No se daba cuenta, pero la promesa de felicidad y juventud de la hija sólo era evidente en la cara de la pobre madre. La luz obraba esta transferencia, este regalo de la hija. Una luz. Quizás la misma que ella había perseguido como un espectro en la mansión decadente: esa misma luz habría llegado hasta aquí, a su pequeño apartamento, a cumplir el deseo de la señorita Winslow: que mi madre refleje la brillante luz de mi infancia, que la hija deje de reflejar la sombra entristecida de la madre.

Soñó: la luz se detuvo al pie de la escalera de servicio, junto al sótano que era el último y más sombrío laberinto del cascarón inservible, de la fachada amedrentada y efímera del lujo y del deber washingtonianos, la blancura de panteón de la ciudad, sus pozos negros, y el olor se volvió más fuerte; ella reconoció primero la mitad de ese olor, el olor de colchones viejos y alfombras mojadas; en seguida también la otra mitad, el olor de la pareja acostada allí, el olor agridulce del amor y de la sangre, las axilas húmedas y los temblores púbicos mientras su padre poseía a la negra solitaria que vivía allí, quizás al servicio de unos amos ausentes, quizás ella misma la señora repudiada de esta casa.
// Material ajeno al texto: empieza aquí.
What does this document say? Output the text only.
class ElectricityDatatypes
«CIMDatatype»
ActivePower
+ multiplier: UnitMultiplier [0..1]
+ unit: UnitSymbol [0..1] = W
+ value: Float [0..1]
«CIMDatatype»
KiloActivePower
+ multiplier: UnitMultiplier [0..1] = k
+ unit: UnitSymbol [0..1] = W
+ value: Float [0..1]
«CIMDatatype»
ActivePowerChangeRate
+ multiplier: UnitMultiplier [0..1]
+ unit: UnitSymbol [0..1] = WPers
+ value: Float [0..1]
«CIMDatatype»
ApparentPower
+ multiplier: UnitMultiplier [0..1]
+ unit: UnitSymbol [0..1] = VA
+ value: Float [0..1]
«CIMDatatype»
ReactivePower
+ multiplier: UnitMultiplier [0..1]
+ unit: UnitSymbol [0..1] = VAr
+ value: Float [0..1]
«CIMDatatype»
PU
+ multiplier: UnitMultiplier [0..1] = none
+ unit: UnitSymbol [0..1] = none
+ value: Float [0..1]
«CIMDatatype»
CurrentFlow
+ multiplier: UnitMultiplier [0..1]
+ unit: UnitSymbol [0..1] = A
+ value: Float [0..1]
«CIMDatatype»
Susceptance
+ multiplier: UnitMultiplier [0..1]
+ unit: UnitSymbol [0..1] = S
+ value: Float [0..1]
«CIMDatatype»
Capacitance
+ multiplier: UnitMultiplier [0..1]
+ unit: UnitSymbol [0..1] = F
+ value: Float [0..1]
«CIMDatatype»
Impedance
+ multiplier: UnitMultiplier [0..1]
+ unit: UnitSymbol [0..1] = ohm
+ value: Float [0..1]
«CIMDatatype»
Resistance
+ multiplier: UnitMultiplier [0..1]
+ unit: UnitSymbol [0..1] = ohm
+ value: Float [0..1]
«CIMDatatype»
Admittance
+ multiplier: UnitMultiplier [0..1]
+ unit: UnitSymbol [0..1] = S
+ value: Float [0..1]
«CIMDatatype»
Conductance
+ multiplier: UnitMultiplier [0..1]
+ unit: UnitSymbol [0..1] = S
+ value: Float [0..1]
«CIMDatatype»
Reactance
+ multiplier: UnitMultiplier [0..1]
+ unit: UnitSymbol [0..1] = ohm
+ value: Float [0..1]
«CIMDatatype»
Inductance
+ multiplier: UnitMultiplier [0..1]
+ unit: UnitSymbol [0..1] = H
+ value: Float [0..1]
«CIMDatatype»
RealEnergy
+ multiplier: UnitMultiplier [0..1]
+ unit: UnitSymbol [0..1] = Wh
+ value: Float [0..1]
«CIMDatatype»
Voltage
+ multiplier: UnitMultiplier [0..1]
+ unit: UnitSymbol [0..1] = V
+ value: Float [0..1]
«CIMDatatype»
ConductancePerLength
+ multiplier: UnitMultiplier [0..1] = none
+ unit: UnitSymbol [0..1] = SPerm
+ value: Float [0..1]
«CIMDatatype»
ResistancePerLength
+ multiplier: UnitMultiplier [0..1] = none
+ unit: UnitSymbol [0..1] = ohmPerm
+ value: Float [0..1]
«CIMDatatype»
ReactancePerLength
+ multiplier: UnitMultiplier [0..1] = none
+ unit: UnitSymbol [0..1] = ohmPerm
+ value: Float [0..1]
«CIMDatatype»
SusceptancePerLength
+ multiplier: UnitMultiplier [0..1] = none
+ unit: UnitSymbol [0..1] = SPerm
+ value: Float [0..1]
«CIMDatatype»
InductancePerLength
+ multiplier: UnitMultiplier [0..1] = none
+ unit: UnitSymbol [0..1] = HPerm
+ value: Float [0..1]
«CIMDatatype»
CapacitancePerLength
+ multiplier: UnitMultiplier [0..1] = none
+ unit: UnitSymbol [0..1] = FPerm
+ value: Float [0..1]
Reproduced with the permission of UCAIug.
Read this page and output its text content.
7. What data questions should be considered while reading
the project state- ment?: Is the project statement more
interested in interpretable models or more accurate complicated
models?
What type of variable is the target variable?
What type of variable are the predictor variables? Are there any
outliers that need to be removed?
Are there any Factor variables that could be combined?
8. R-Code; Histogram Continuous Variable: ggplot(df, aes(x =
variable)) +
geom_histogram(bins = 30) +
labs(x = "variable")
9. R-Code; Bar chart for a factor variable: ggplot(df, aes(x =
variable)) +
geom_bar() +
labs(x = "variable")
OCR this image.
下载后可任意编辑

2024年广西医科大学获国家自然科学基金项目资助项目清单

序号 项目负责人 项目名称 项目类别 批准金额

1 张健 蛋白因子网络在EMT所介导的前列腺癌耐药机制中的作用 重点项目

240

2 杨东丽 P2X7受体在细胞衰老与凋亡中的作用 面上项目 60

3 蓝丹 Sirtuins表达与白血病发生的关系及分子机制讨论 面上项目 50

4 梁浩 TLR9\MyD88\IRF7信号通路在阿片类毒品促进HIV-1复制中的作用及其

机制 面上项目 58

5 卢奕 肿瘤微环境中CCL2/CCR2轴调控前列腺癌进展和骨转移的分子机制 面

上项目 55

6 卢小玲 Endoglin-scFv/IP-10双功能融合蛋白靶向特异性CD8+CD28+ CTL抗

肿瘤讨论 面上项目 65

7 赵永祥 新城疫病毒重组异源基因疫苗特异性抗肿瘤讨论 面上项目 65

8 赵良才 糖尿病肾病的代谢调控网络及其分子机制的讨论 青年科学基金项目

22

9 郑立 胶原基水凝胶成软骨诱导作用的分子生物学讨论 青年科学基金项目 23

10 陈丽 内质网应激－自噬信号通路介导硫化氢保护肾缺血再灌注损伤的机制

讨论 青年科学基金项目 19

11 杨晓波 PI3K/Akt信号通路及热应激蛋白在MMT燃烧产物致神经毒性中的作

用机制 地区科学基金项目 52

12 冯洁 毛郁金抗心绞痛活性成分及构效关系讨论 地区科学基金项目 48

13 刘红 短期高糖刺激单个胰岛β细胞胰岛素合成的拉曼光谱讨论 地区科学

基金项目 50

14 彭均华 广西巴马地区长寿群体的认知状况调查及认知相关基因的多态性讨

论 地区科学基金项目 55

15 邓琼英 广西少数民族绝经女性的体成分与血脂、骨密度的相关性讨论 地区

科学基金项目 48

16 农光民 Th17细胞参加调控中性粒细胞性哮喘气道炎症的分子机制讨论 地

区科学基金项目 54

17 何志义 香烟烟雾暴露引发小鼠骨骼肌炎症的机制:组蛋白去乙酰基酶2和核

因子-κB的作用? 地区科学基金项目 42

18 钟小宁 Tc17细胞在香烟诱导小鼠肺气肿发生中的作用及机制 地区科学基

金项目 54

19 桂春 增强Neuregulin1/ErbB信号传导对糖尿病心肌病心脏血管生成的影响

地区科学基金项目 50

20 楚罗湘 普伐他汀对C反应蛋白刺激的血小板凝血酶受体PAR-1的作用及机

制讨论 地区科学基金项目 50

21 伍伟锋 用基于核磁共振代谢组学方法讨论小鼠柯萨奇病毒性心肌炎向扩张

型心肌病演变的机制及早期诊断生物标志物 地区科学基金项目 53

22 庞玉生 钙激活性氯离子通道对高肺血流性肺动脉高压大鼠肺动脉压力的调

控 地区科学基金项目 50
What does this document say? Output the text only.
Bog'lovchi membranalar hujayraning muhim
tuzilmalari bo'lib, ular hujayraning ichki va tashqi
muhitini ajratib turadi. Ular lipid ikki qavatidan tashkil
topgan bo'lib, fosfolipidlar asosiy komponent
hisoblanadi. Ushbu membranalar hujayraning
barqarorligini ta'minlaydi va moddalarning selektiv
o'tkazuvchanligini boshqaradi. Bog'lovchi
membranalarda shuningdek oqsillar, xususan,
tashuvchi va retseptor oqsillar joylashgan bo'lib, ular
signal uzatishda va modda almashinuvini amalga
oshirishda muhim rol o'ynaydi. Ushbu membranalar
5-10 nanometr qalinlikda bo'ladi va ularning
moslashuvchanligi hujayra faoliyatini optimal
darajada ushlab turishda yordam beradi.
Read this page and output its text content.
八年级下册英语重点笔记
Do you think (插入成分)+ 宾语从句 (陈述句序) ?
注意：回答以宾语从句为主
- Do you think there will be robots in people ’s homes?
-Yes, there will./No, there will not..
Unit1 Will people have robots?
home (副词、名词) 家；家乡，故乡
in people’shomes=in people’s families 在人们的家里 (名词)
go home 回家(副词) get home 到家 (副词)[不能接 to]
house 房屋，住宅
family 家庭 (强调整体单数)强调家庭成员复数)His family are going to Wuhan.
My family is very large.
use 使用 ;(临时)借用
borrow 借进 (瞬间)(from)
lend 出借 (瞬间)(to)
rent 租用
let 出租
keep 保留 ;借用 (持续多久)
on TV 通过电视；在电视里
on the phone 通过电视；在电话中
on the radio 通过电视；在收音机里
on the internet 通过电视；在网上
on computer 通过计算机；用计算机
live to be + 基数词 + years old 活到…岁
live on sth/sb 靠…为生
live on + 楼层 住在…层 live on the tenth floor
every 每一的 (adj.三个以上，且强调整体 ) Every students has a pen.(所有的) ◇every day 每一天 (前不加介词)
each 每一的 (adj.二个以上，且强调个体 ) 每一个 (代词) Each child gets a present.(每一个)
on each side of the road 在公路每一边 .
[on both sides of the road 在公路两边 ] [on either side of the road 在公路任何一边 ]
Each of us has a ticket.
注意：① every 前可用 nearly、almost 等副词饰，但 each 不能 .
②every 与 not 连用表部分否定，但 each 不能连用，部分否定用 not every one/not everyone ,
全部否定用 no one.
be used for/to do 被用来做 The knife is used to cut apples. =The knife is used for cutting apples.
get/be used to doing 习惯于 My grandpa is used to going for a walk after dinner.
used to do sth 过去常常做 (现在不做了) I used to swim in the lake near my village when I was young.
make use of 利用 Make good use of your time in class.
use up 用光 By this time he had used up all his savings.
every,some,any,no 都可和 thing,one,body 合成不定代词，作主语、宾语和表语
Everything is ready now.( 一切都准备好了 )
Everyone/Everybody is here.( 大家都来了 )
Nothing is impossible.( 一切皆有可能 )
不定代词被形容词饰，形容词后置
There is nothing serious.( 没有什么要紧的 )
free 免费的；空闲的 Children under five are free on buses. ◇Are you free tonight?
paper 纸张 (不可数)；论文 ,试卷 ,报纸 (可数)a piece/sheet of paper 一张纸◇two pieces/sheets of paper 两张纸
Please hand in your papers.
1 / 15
– Capitán Winslow, estoy muy sola y usted puede tomarme cuando guste.

El señor Delaney, que fue su novio durante ocho años, olía a lavandería cuando le robaba un beso, mientras se paseaban en las noches de verano, y más tarde, cuando todo concluyó, ella lo vio viejo y usado sin su cuello Arrow almidonado, y él le dijo: Bueno, qué pueden ser las mujeres sino putas o vírgenes.

– ¿No te alegras de que te haya escogido como mi chica ideal, Harriet?